Volta’s 500 charging stations display video ads on both sides of a kiosk with the ability to plug in a variety of cars in public parking spaces, with advertising revenue that’s meant to offset the cost of providing free charing to customers. It plans to double the number of stations it has by the end of the year, and Volta says it has already given away more than 22 million free electric miles. Most stations are in West Coast cities, although it’s expanding to Boston, Atlanta, and New York. Expect to see the chargers in valuable advertising locations such as stadiums and supermarkets. (Of course, traditional gas stations in the US have had TV and outdoor advertising for years, although they’re unlikely to have subsidized your fuel.)
Its business model may be unique, but Volta isn’t the only startup eager to own infrastructure in the coming shift in transportation. Investors have poured hundreds of millions of dollars into serving the 220 million hybrid and battery electric vehicles (EV) expected to be on the world’s roads by 2030, according to the International Energy Agency (pdf). Last year, the world’s stock of EVs surpassed 3 million for the first time.

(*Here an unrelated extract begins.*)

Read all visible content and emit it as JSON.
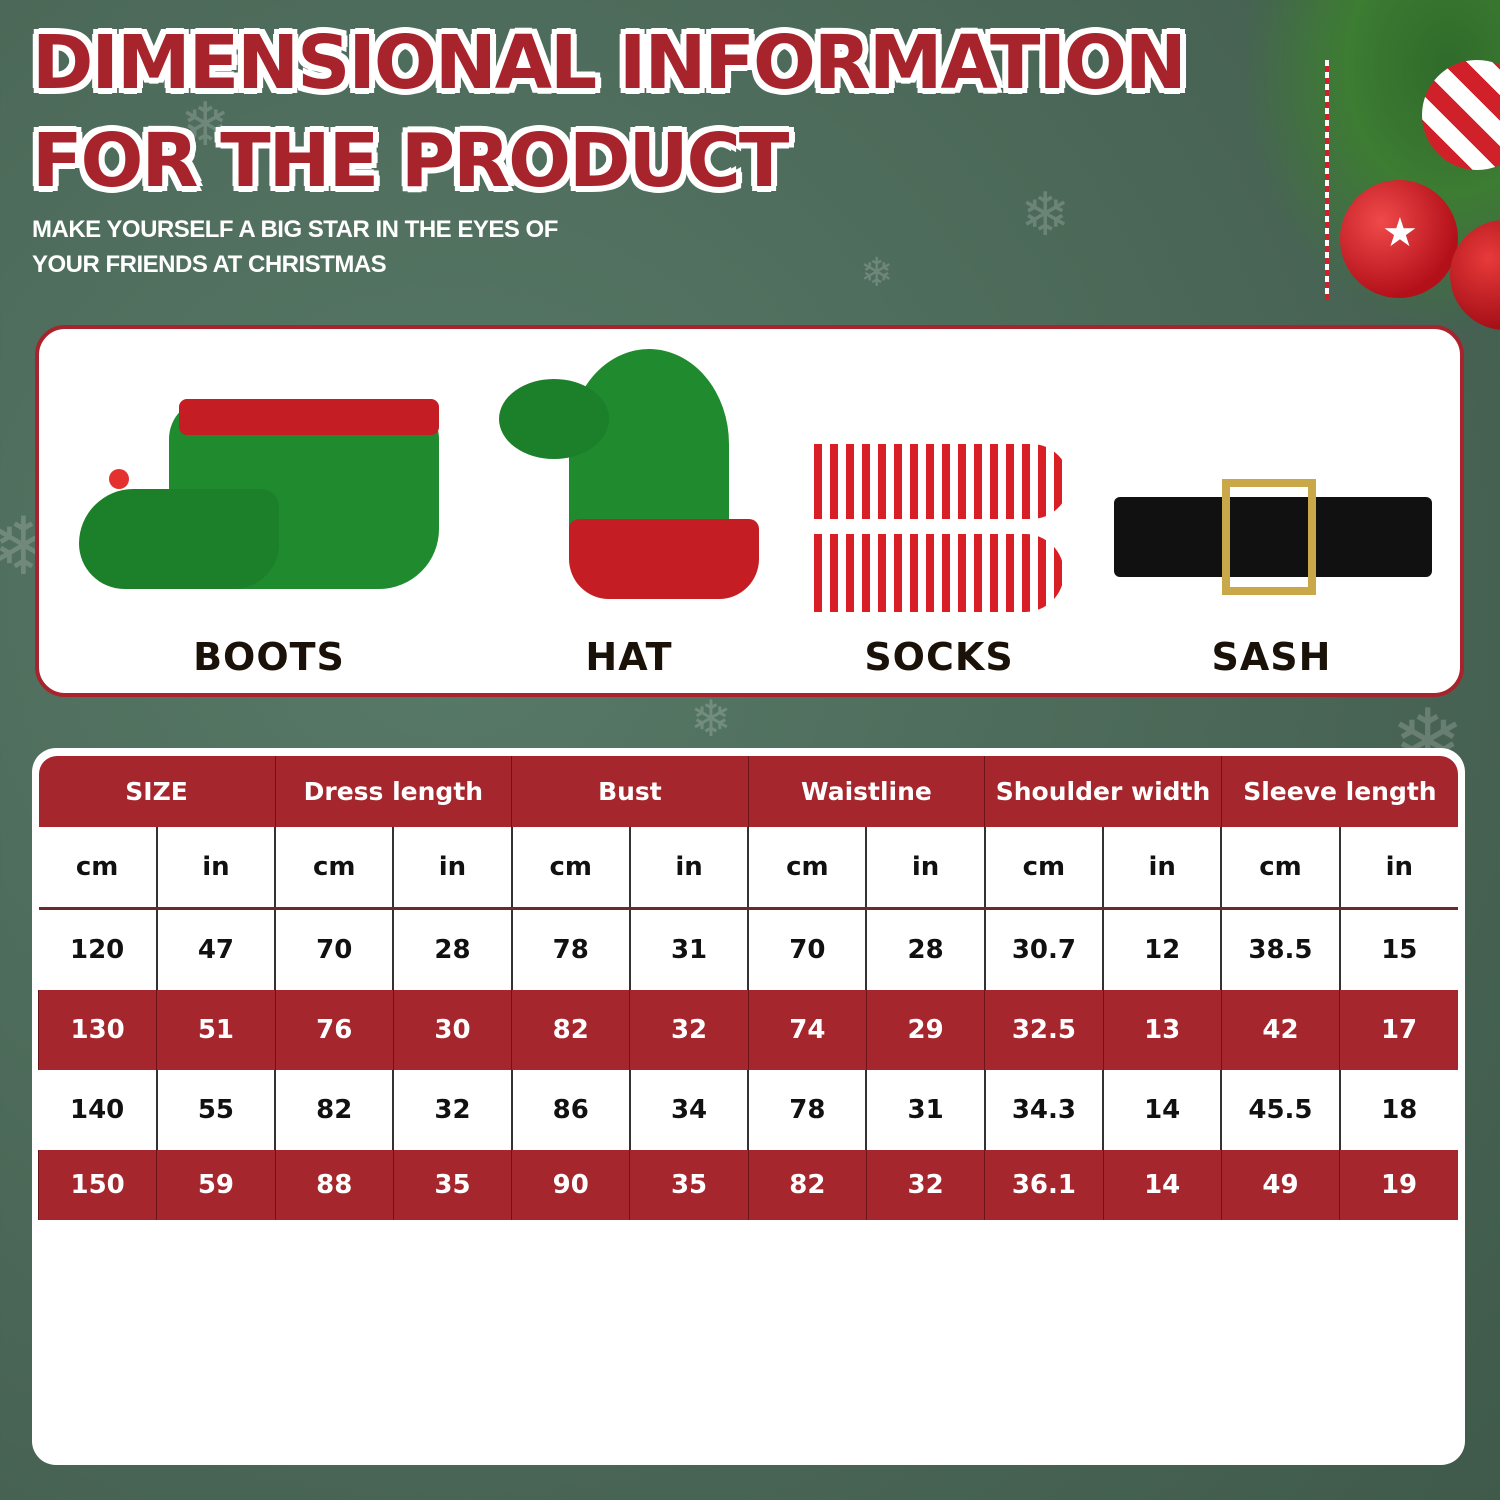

Public charging remains a hassle outside of cities with a critical mass of EVs. Most charging stations don’t have simple debit or credit cards swipe systems, and the chargers are often proprietary to certain car manufacturers or charging companies, according to a recent review of the EV-charging landscape in the journal Sustainability.
That’s slowly changing. Chargepoint, which acquired a network of 9,800 charging stations from General Electric in 2017, has raised $125 million to build out what it hopes will be a larges network of proprietary chargers, where drivers pay for the electricity. Another startup, Greenlots, is building an open-source charging station software that it hopes will become the standard. Volkswagen, as part of a $14.7 billion settlement to resolve its diesel-cheating scandal, also plans to invest $2 billion of its own cash on vehicle-charging infrastructure. Tesla has its own proprietary Supercharger network for its customers, as well.
For now, the winning model of charger remains unclear, as the EV market is still in its infancy. Brook Porter, a green-technology investor at the venture firm Kleiner Perkins, sees an ATM model is plausible in the future with multiple interoperable charging networks across the US, and charging stations at major retail outlets as a way to attract customers to store. “It’s shocking to me this hasn’t happened yet,” he told Quartz in an interview last year.
If Volta succeeds, some of those chargers may dispense the equivalent of free money for EV owners—as long as they can stand the advertising.